Est-ce à dire pourtant qu’il faille absoudre de tout point les différentes parties de cette composition ? N’y a-t-il rien à reprendre, rien à blâmer dans les lignes, le dessin, la couleur et l’expression des morceaux ?

Ces questions, qui semblent vulgaires au premier aspect, et qui se peuvent poser à propos de toutes les toiles du Louvre, acquièrent ici une importance toute spéciale, parce qu’il s’agit d’un maître, du chef d’une école aujourd’hui florissante et vénérée, parce qu’il s’agit de M. Ingres. Depuis vingt ans qu’il poursuit laborieusement une volonté une et immuable, il n’a guère varié dans ses doctrines ni dans ses œuvres. Son enseignement, révélé par la parole ou le pinceau, ne s’est jamais proposé qu’un but. L’Odalisque, l’apothéose d’Homère, Virgile, traduisent la même intention. Le portrait que nous avons sous les yeux, rapproché des ouvrages précédens, n’indique pas, dans la pensée de l’auteur, la déviation la plus légère.

C’est à cette intention que nous devons demander compte d’elle-même. Et d’abord quelle est-elle ? que signifie le système de rénovation proposé par M. Ingres ? Est-ce une méthode originale et personnelle, ou bien un ressouvenir du passé ? Est-ce une voie inconnue jusqu’ici, ou bien une voie couverte de ruines et de décombres, et qu’il a déblayée ! En la suivant, la peinture française est-elle assurée d’un avenir glorieux, ou bien ne doit-elle trouver au bout de ce courageux pèlerinage qu’une cité morte, des autels sans prêtres, des temples muets, des symboles dont le sens est aujourd’hui perdu ?

Je me livre bien volontiers, pieds et poings liés, aux railleries des parleurs. Je consens à subir toutes les accusations de pédantisme et d’ergoterie qu’il pourra plaire à ces messieurs de diriger contre moi. Comme depuis long-temps je suis habitué à ne pas voir dans la critique un délassement littéraire, une palœstre phraséologique, une logomachie de rhéteur ; comme je préfère de beaucoup une idée simplement vêtue aux fastueuses coquetteries d’une période sonore et vide, j’accepterai sans colère et sans chagrin toutes les récriminations que je soulève.
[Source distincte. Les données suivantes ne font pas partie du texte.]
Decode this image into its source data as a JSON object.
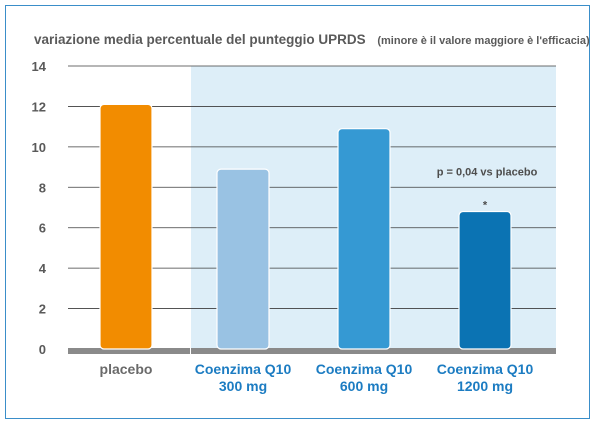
{
  "chart_data": {
    "type": "bar",
    "title": "variazione media percentuale del punteggio UPRDS",
    "subtitle": "(minore è il valore maggiore è l'efficacia)",
    "ylim": [
      0,
      14
    ],
    "yticks": [
      "0",
      "2",
      "4",
      "6",
      "8",
      "10",
      "12",
      "14"
    ],
    "grid": true,
    "categories": [
      {
        "line1": "placebo",
        "line2": ""
      },
      {
        "line1": "Coenzima Q10",
        "line2": "300 mg"
      },
      {
        "line1": "Coenzima Q10",
        "line2": "600 mg"
      },
      {
        "line1": "Coenzima Q10",
        "line2": "1200 mg"
      }
    ],
    "values": [
      12.1,
      8.9,
      10.9,
      6.8
    ],
    "bar_colors": [
      "#f28c00",
      "#99c2e3",
      "#3599d3",
      "#0b73b3"
    ],
    "label_colors": [
      "#6a6a6a",
      "#1c7cc2",
      "#1c7cc2",
      "#1c7cc2"
    ],
    "highlight_background": "#ddeef8",
    "annotation": {
      "text": "p = 0,04 vs placebo",
      "marker": "*",
      "category_index": 3
    }
  }
}
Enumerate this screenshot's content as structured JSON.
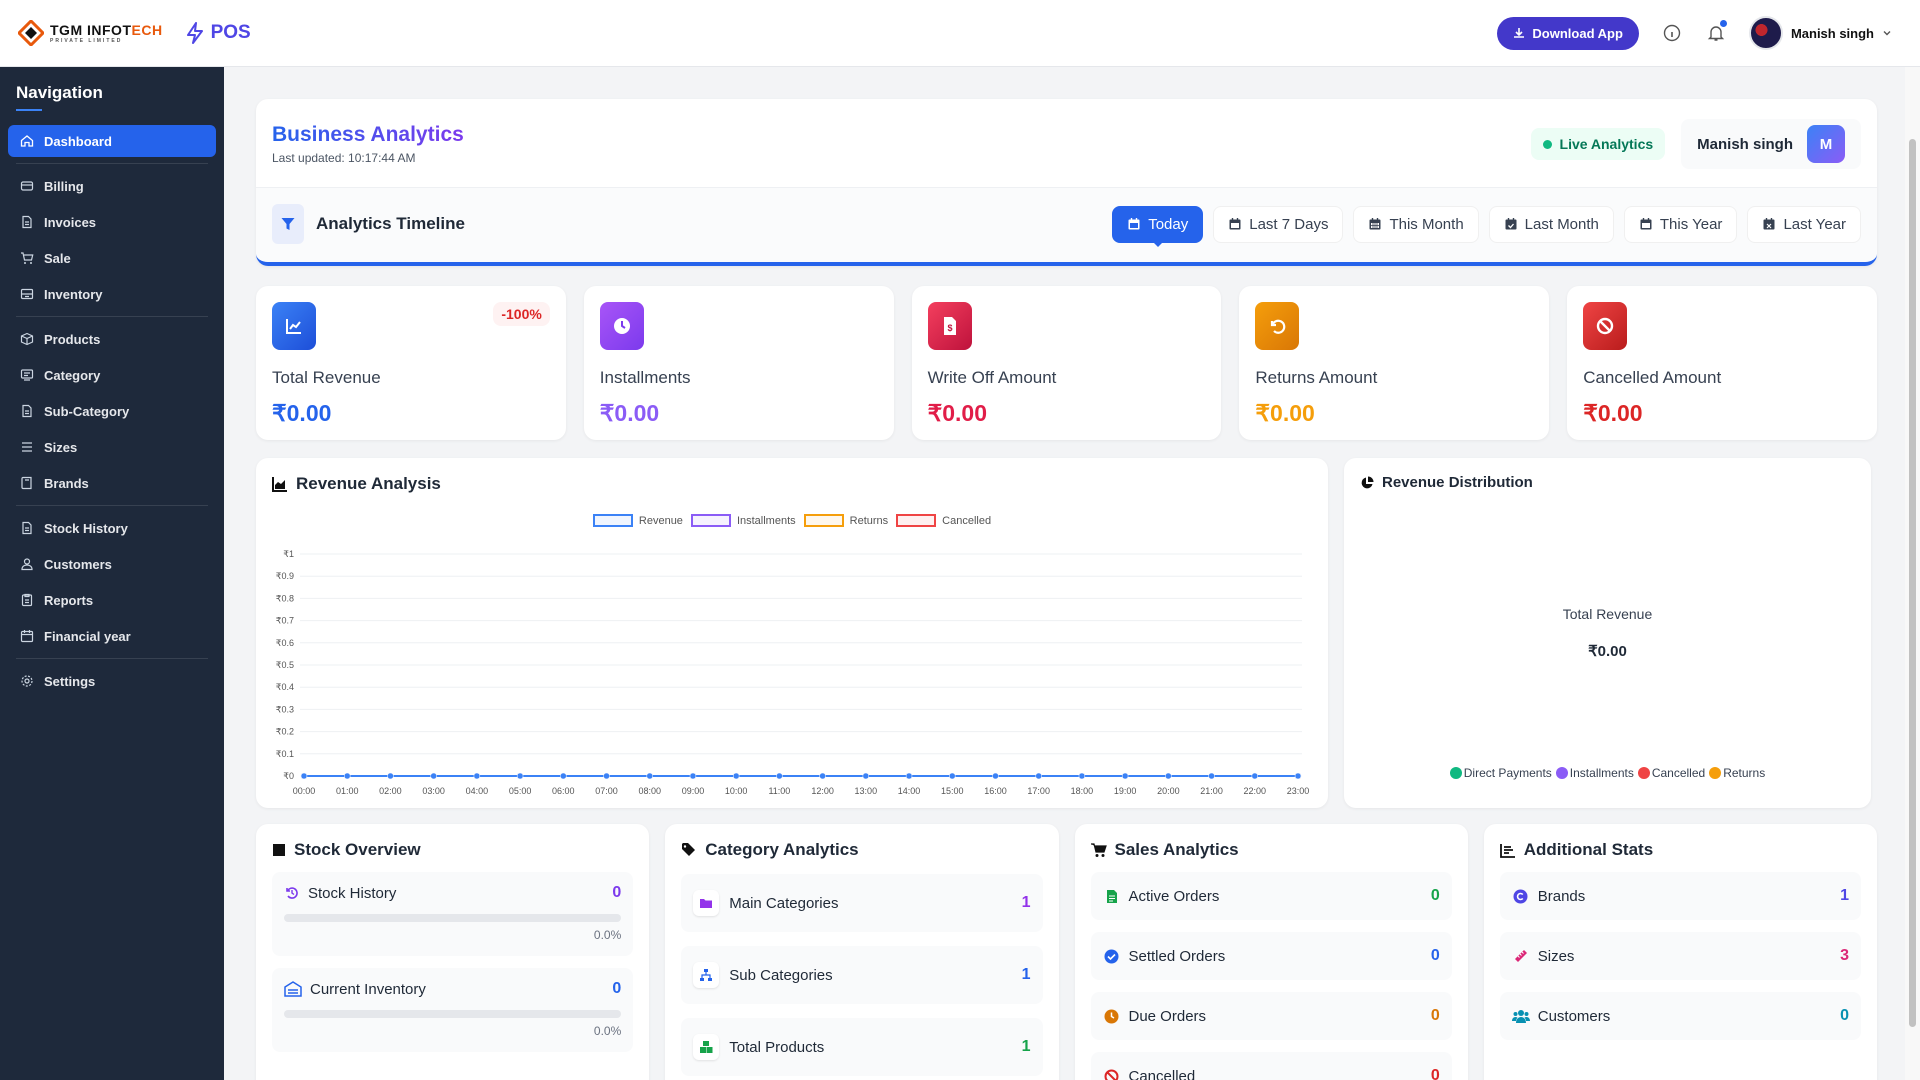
{
  "header": {
    "logo_text_1": "TGM",
    "logo_text_2": "INFOT",
    "logo_text_3": "ECH",
    "logo_sub": "PRIVATE LIMITED",
    "pos_label": "POS",
    "download_label": "Download App",
    "user_name": "Manish singh"
  },
  "sidebar": {
    "title": "Navigation",
    "items": [
      {
        "label": "Dashboard",
        "icon": "home-icon"
      },
      {
        "label": "Billing",
        "icon": "billing-icon"
      },
      {
        "label": "Invoices",
        "icon": "invoice-icon"
      },
      {
        "label": "Sale",
        "icon": "cart-icon"
      },
      {
        "label": "Inventory",
        "icon": "inventory-icon"
      },
      {
        "label": "Products",
        "icon": "box-icon"
      },
      {
        "label": "Category",
        "icon": "category-icon"
      },
      {
        "label": "Sub-Category",
        "icon": "document-icon"
      },
      {
        "label": "Sizes",
        "icon": "list-icon"
      },
      {
        "label": "Brands",
        "icon": "book-icon"
      },
      {
        "label": "Stock History",
        "icon": "document-icon"
      },
      {
        "label": "Customers",
        "icon": "users-icon"
      },
      {
        "label": "Reports",
        "icon": "report-icon"
      },
      {
        "label": "Financial year",
        "icon": "calendar-icon"
      },
      {
        "label": "Settings",
        "icon": "gear-icon"
      }
    ]
  },
  "analytics": {
    "title": "Business Analytics",
    "last_updated": "Last updated: 10:17:44 AM",
    "live_label": "Live Analytics",
    "user_name": "Manish singh",
    "user_initial": "M",
    "timeline_title": "Analytics Timeline",
    "tabs": [
      "Today",
      "Last 7 Days",
      "This Month",
      "Last Month",
      "This Year",
      "Last Year"
    ],
    "active_tab": "Today"
  },
  "stats": [
    {
      "label": "Total Revenue",
      "value": "₹0.00",
      "badge": "-100%",
      "color": "#2563eb"
    },
    {
      "label": "Installments",
      "value": "₹0.00",
      "color": "#8b5cf6"
    },
    {
      "label": "Write Off Amount",
      "value": "₹0.00",
      "color": "#e11d48"
    },
    {
      "label": "Returns Amount",
      "value": "₹0.00",
      "color": "#f59e0b"
    },
    {
      "label": "Cancelled Amount",
      "value": "₹0.00",
      "color": "#dc2626"
    }
  ],
  "revenue_chart": {
    "title": "Revenue Analysis",
    "legend": [
      "Revenue",
      "Installments",
      "Returns",
      "Cancelled"
    ],
    "legend_colors": [
      "#3b82f6",
      "#8b5cf6",
      "#f59e0b",
      "#ef4444"
    ]
  },
  "distribution": {
    "title": "Revenue Distribution",
    "center_label": "Total Revenue",
    "center_value": "₹0.00",
    "legend": [
      "Direct Payments",
      "Installments",
      "Cancelled",
      "Returns"
    ],
    "legend_colors": [
      "#10b981",
      "#8b5cf6",
      "#ef4444",
      "#f59e0b"
    ]
  },
  "stock_overview": {
    "title": "Stock Overview",
    "rows": [
      {
        "label": "Stock History",
        "value": "0",
        "pct": "0.0%",
        "color": "#7c3aed"
      },
      {
        "label": "Current Inventory",
        "value": "0",
        "pct": "0.0%",
        "color": "#2563eb"
      }
    ]
  },
  "category_analytics": {
    "title": "Category Analytics",
    "rows": [
      {
        "label": "Main Categories",
        "value": "1",
        "color": "#9333ea"
      },
      {
        "label": "Sub Categories",
        "value": "1",
        "color": "#2563eb"
      },
      {
        "label": "Total Products",
        "value": "1",
        "color": "#16a34a"
      }
    ]
  },
  "sales_analytics": {
    "title": "Sales Analytics",
    "rows": [
      {
        "label": "Active Orders",
        "value": "0",
        "color": "#16a34a"
      },
      {
        "label": "Settled Orders",
        "value": "0",
        "color": "#2563eb"
      },
      {
        "label": "Due Orders",
        "value": "0",
        "color": "#d97706"
      },
      {
        "label": "Cancelled",
        "value": "0",
        "color": "#dc2626"
      }
    ]
  },
  "additional_stats": {
    "title": "Additional Stats",
    "rows": [
      {
        "label": "Brands",
        "value": "1",
        "color": "#4f46e5"
      },
      {
        "label": "Sizes",
        "value": "3",
        "color": "#db2777"
      },
      {
        "label": "Customers",
        "value": "0",
        "color": "#0891b2"
      }
    ]
  },
  "chart_data": {
    "type": "line",
    "title": "Revenue Analysis",
    "x": [
      "00:00",
      "01:00",
      "02:00",
      "03:00",
      "04:00",
      "05:00",
      "06:00",
      "07:00",
      "08:00",
      "09:00",
      "10:00",
      "11:00",
      "12:00",
      "13:00",
      "14:00",
      "15:00",
      "16:00",
      "17:00",
      "18:00",
      "19:00",
      "20:00",
      "21:00",
      "22:00",
      "23:00"
    ],
    "series": [
      {
        "name": "Revenue",
        "values": [
          0,
          0,
          0,
          0,
          0,
          0,
          0,
          0,
          0,
          0,
          0,
          0,
          0,
          0,
          0,
          0,
          0,
          0,
          0,
          0,
          0,
          0,
          0,
          0
        ]
      },
      {
        "name": "Installments",
        "values": [
          0,
          0,
          0,
          0,
          0,
          0,
          0,
          0,
          0,
          0,
          0,
          0,
          0,
          0,
          0,
          0,
          0,
          0,
          0,
          0,
          0,
          0,
          0,
          0
        ]
      },
      {
        "name": "Returns",
        "values": [
          0,
          0,
          0,
          0,
          0,
          0,
          0,
          0,
          0,
          0,
          0,
          0,
          0,
          0,
          0,
          0,
          0,
          0,
          0,
          0,
          0,
          0,
          0,
          0
        ]
      },
      {
        "name": "Cancelled",
        "values": [
          0,
          0,
          0,
          0,
          0,
          0,
          0,
          0,
          0,
          0,
          0,
          0,
          0,
          0,
          0,
          0,
          0,
          0,
          0,
          0,
          0,
          0,
          0,
          0
        ]
      }
    ],
    "yticks": [
      "₹0",
      "₹0.1",
      "₹0.2",
      "₹0.3",
      "₹0.4",
      "₹0.5",
      "₹0.6",
      "₹0.7",
      "₹0.8",
      "₹0.9",
      "₹1"
    ],
    "ylim": [
      0,
      1
    ],
    "grid": true,
    "legend_position": "top"
  }
}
Je n’attache pas grande importance à m’entendre appeler professeur d’esthétique ; car en parlant de peinture, selon ma pensée, en remontant de l’œuvre à l’artiste, je n’entends pas apprendre au lecteur les prouesses acrobatiques ou les parades militaires de trois épithètes acharnées sur un mot qu’elles étouffent.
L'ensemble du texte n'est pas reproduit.